L’invito di Catherine

Catherine’s invitation

The message had taken Catherine entirely by surprise. Waking at dawn for her usual jog, she found the text waiting for her for a few hours. An email, in the gallery’s inbox. Then the text is too laconic and informal for a work contact.

“I'll be in town for a few days, I’d like to see you again.”

A simple sentence, made her think of some friend passing through.

The name confirmed her mistake. Antonio S. Those familiar letters, waiting politely three lines under the invitation. Antonio. She had met many Anthonys, Tonys, and even Antoine. Through work, among friends, or by chance. But Antonio, that Antonio, was something so distant she had forgotten he ever existed. Antonio; Antonio S. The sequence opened the door to a room she hadn't entered in many years, and Catherine wasn't sure she wanted to go back.

The cold air hardened her face as her pace picked up rhythm along the park paths. A light stretch and she took up her usual stride: slow at the beginning, to awaken the body; more sustained after a few rounds, as the sun altered the city’s features.

Returning to London, running had become a necessity. The relief she needed to regain control over her life. Three times a week. An annoyance she didn't like at all; a treatment whose benefits she felt. Over time, it had formed a habit she didn't want to give up. She hadn’t done so after getting married, nor after opening her gallery. After the separation, it was every morning’s commitment, rain or snow notwithstanding.

The sun was merciless on her northern girl’s skin. Three days were enough for her to realize her Italian wasn't adequate to make herself understood in a pharmacy, despite conversations with her grandfather.
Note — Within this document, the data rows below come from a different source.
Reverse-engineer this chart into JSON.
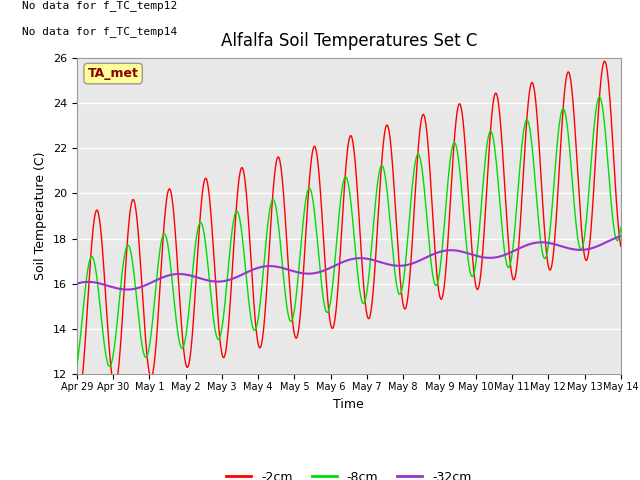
{
  "title": "Alfalfa Soil Temperatures Set C",
  "xlabel": "Time",
  "ylabel": "Soil Temperature (C)",
  "text_top_left_line1": "No data for f_TC_temp12",
  "text_top_left_line2": "No data for f_TC_temp14",
  "legend_box_label": "TA_met",
  "ylim": [
    12,
    26
  ],
  "xlim_days": [
    0,
    15
  ],
  "xtick_labels": [
    "Apr 29",
    "Apr 30",
    "May 1",
    "May 2",
    "May 3",
    "May 4",
    "May 5",
    "May 6",
    "May 7",
    "May 8",
    "May 9",
    "May 10",
    "May 11",
    "May 12",
    "May 13",
    "May 14"
  ],
  "figure_bg": "#ffffff",
  "plot_bg": "#e8e8e8",
  "grid_color": "#ffffff",
  "line_2cm_color": "#ff0000",
  "line_8cm_color": "#00dd00",
  "line_32cm_color": "#9933cc",
  "legend_labels": [
    "-2cm",
    "-8cm",
    "-32cm"
  ],
  "legend_colors": [
    "#ff0000",
    "#00dd00",
    "#9933cc"
  ],
  "title_fontsize": 12,
  "axis_label_fontsize": 9,
  "tick_fontsize": 8,
  "legend_fontsize": 9
}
She solved it with a Panama hat which – while confirming her tourist air – at least matched the elegance of the white Bermuda shorts, revealing her slender knees, swaying with every step. The origins of the Renaissance and maternal had convinced her that her studies in History deserved a Tuscan period.

Catherine had waited for her friend in front of the Duomo, awaiting the Palio’s start. The crowd streaming towards Piazza del Campo had made her give up and she decided to enter the church.
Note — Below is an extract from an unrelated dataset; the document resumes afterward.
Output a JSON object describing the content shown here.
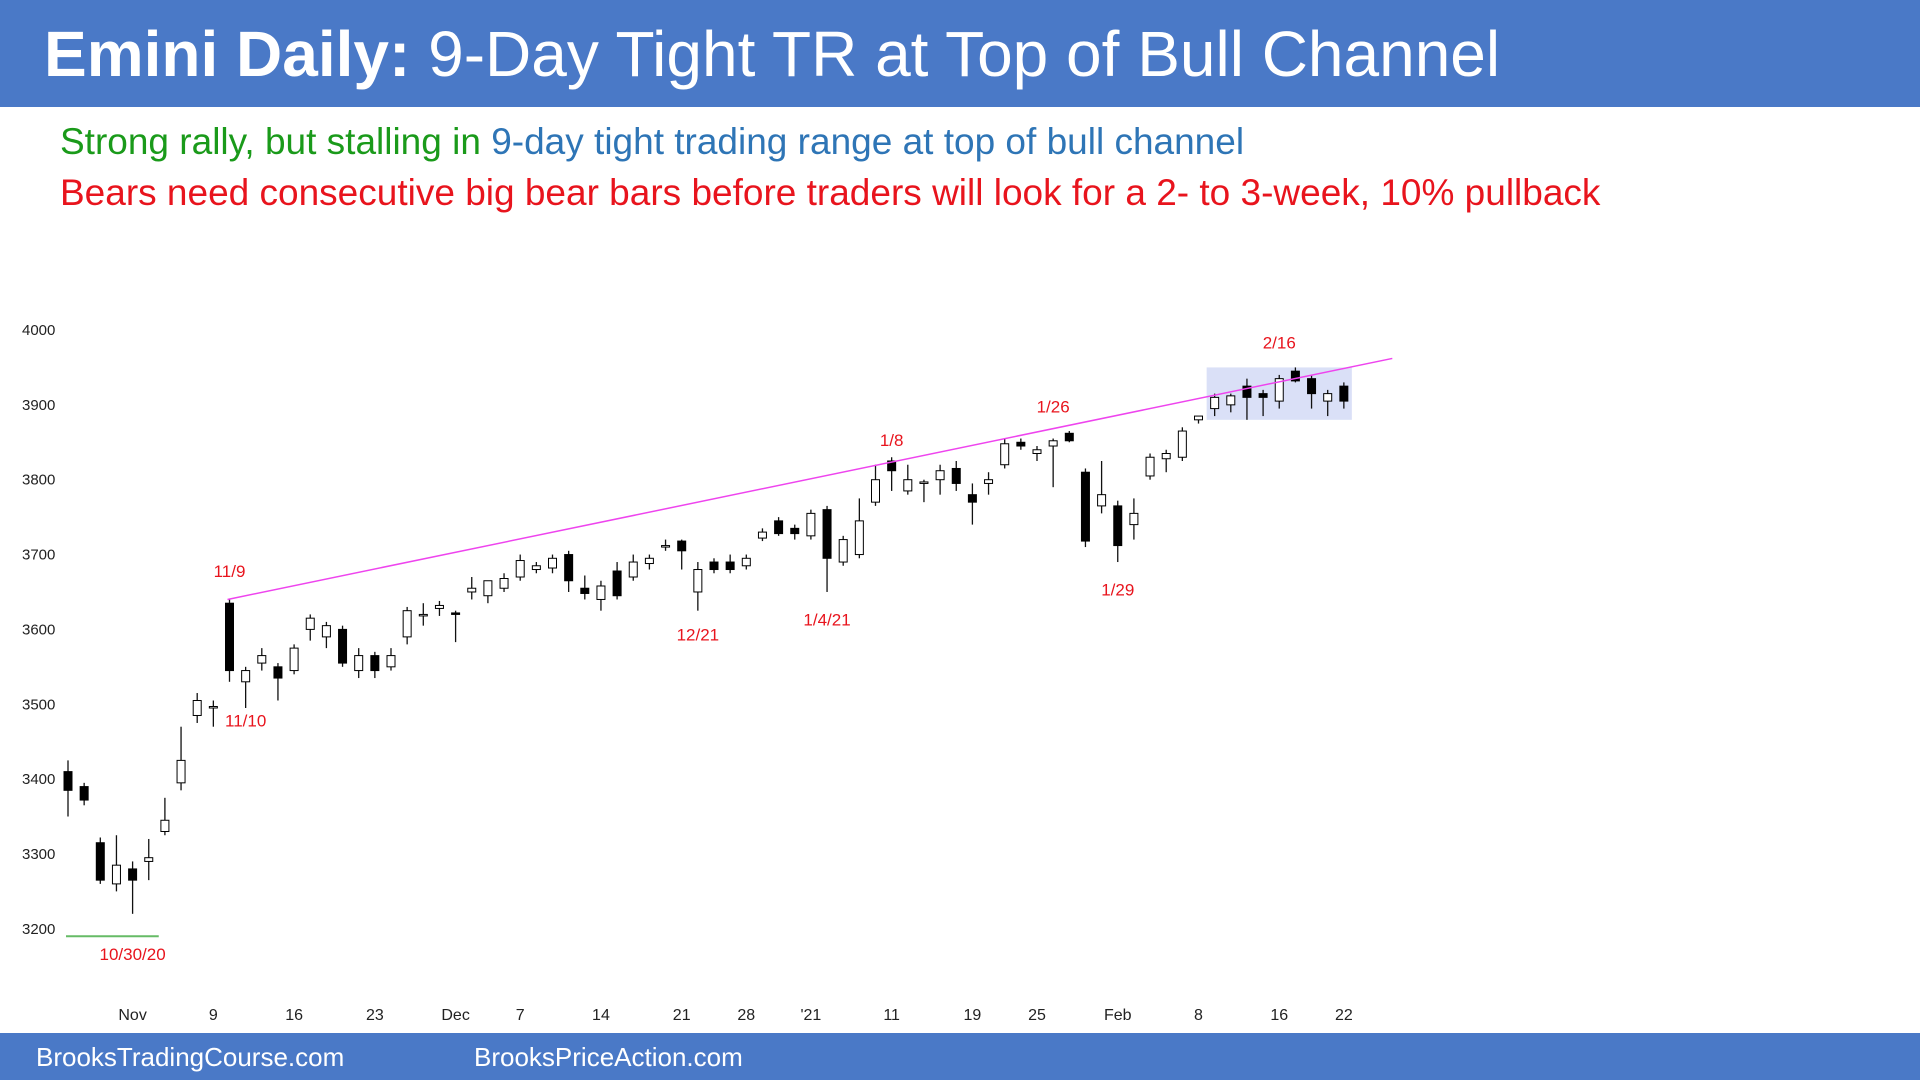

Among the artworks, her gaze stopped on a young man who, charcoal in hand, was copying the three graces on a small sketch pad. Showing her the drawing and smiling at her was a moment. The work left much to be desired. The smile, sunny and sincere, did not.

Antonio was visiting like Catherine. Florentine, an architecture student, had never been to Siena. "Montaperti is still a fresh defeat." Catherine was amused by the fact that a battle from eight centuries ago was still alive in the history of the two cities.

"It's alive in the traditions. And in the art that represents it." He had pronounced, silent about the pride of the two cities.

Showing her the Porta del Cielo and the view of the city from above, thanks to an employee of the fabric’s indulgence, did the rest. Catherine would have followed him anywhere. Even after Antonio had revealed that, probably, her friend had waited for her for a long time in front of the baptistery, on the other side of the Duomo. Tourists usually get lost this way.
The following months were short but intense. Made of missed intercity trains at the last minute, makeshift rooms from friends of friends, and conversations staring at the ceiling. Antonio easily talked to her about beauty. About architecture as a tribute to nature. When his thoughts wandered, he quoted some genius from the past, often creatively.

“I could switch to art history and stay here.” Catherine had suggested a few months after Valentine's Day. The enthusiasm had foundered in the time it took Antonio to respond. She would stay. For him, it was time to go. His life would be in Tuscany, yes. But after some foreign experience. Tuscany was the world's centre, of this he was sure, but the periphery had to be seen too. They joked about it until it stopped amusing them. In the end, it was Catherine who first returned home.

“We have a vernissage in two days. The address is on the website, come if you want.” Responding had cost her a journey through images she believed forgotten, but it would stop all others incoming. Perhaps.
The figure Antonio had spotted in the crowd was the slender silhouette of a memory as distant as youth. An elegant woman, with grey, well-kept hair, dressed in white. White the shirt, whose bronze buttons echoed the necklace left visible by a wide collar. White the soft trousers, whose pleats ran straight and sure along the legs. Over the years, he had imagined how he would see her again. He wondered what time would do to her and how he might find her changed. What he was seeing was the natural evolution of the girl he had loved. And Antonio was aware of it. More original than any idea he had; truer than any image he retained. Catherine.

Standing next to a Nativity, Catherine noticed the man watching her with eyes from another age. She excused herself gracefully and approached, with a confidence she didn't think she had. The sun of Tuscany shone in the gold of the paintings and Antonio's eyes.

“Hi Catherine,” he said after a seemingly infinite moment. “I missed the train.”